A bold step forward for financing in Tanzania
The Daraja Impact Fund, launched in 2023 with support from the Swiss Agency for Development and Cooperation (SDC), is expanding its reach in Tanzania. Backed by 10 million Swiss francs (about $12.5 million), the fund was created to provide flexible, impact-linked financing to small and growing businesses across the country. This expansion aims to unlock capital for enterprises that deliver measurable social and environmental benefits while pursuing sustainable growth.
What is impact-linked financing and why it matters
Impact-linked financing ties funding terms to verifiable impact outcomes. For Tanzania’s entrepreneurs and SMEs, this approach can reduce the risk of capital being used for unintended purposes while rewarding progress in areas like job creation, gender inclusion, or improved agricultural yields. The Daraja Fund uses performance metrics to correlate capital access and repayment terms with social impact, enabling companies to scale responsibly and investors to see tangible progress beyond financial returns.
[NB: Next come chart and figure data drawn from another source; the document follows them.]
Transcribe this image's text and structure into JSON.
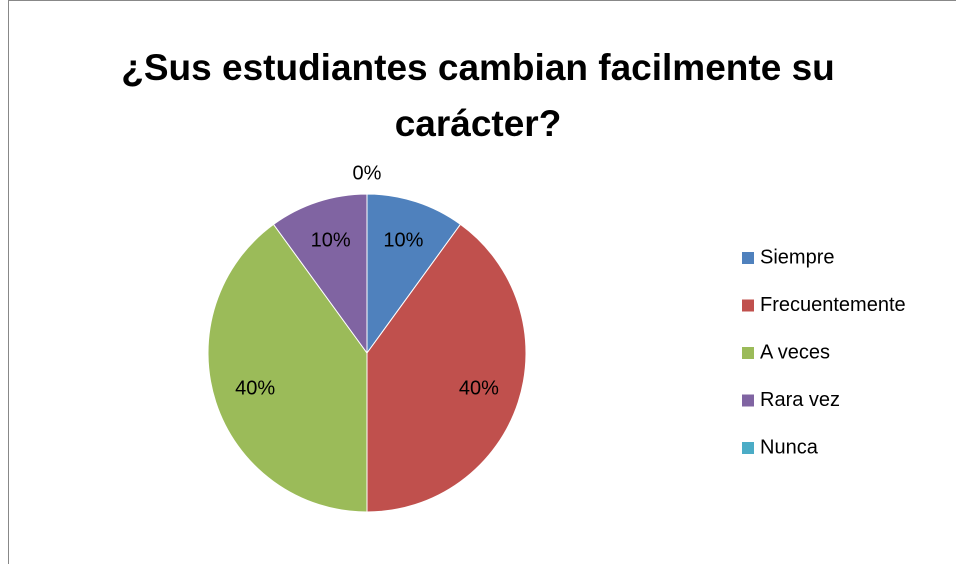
{
  "chart_data": {
    "type": "pie",
    "title": "¿Sus estudiantes cambian facilmente su carácter?",
    "categories": [
      "Siempre",
      "Frecuentemente",
      "A veces",
      "Rara vez",
      "Nunca"
    ],
    "values": [
      10,
      40,
      40,
      10,
      0
    ],
    "value_labels": [
      "10%",
      "40%",
      "40%",
      "10%",
      "0%"
    ],
    "colors": [
      "#4f81bd",
      "#c0504d",
      "#9bbb59",
      "#8064a2",
      "#4bacc6"
    ],
    "legend": "right"
  }
}
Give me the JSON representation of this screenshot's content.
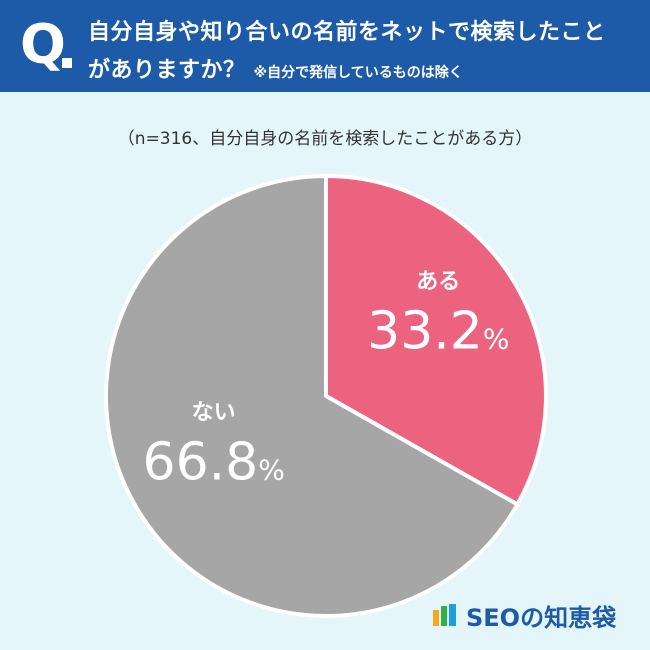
{
  "header": {
    "q_mark": "Q",
    "question_line1": "自分自身や知り合いの名前をネットで検索したこと",
    "question_line2": "がありますか？",
    "note": "※自分で発信しているものは除く"
  },
  "sample_note": "（n=316、自分自身の名前を検索したことがある方）",
  "chart_data": {
    "type": "pie",
    "start": "12 o'clock, clockwise",
    "slices": [
      {
        "label": "ある",
        "value": 33.2,
        "value_text": "33.2",
        "unit": "%",
        "color": "#ec6380"
      },
      {
        "label": "ない",
        "value": 66.8,
        "value_text": "66.8",
        "unit": "%",
        "color": "#a6a6a6"
      }
    ]
  },
  "brand": {
    "name": "SEOの知恵袋",
    "logo_icon": "stacked-books-icon",
    "logo_colors": [
      "#f5a623",
      "#2db34a",
      "#1d9fd8"
    ]
  },
  "colors": {
    "header_bg": "#1d5aa8",
    "background": "#e4f6fa",
    "label_text": "#ffffff"
  }
}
How the fund supports Tanzania’s diverse economy
The expansion focuses on a broad spectrum of sectors important to Tanzania’s growth—agriculture, small-scale manufacturing, and renewable energy among them. By prioritizing small and growing businesses, the fund helps bridge a common funding gap where traditional lenders may hesitate due to perceived risk or limited collateral. Flexible financing structures can include blended finance, risk-sharing mechanisms, and milestones that reward tangible improvements in productivity and livelihoods.
Strategic goals for 2025 and beyond
With the extra capital and a clear impact mandate, the Daraja Fund seeks to reach more enterprises, particularly those led by women or operating in underserved rural communities. The strategy emphasizes:
– Access to affordable capital that aligns with business cycles.
– Transparent impact monitoring to verify outcomes such as job creation, income growth, and climate resilience.
– Local partnerships to deepen reach and ensure that funding translates into sustainable business development.
What success looks like on the ground
Success for the fund means more Tanzanian jobs, increased agricultural productivity, and cleaner energy access. For many small businesses, the ability to secure financing with impact-linked terms translates into capital for equipment upgrades, expanded processing capacity, or new market entry. Investors, in turn, benefit from a structured framework that demonstrates how capital leads to measurable social and environmental improvements, helping align financial returns with broader development objectives.
Collaboration and the road ahead
The Daraja initiative underscores the importance of collaboration among international development actors, local financial institutions, and the private sector. By pooling expertise and aligning incentives, the fund can de-risk scalable ventures and build a pipeline of opportunity across Tanzania’s districts. The next phase is expected to deepen monitoring, expand geographic coverage, and refine impact metrics to reflect evolving development priorities.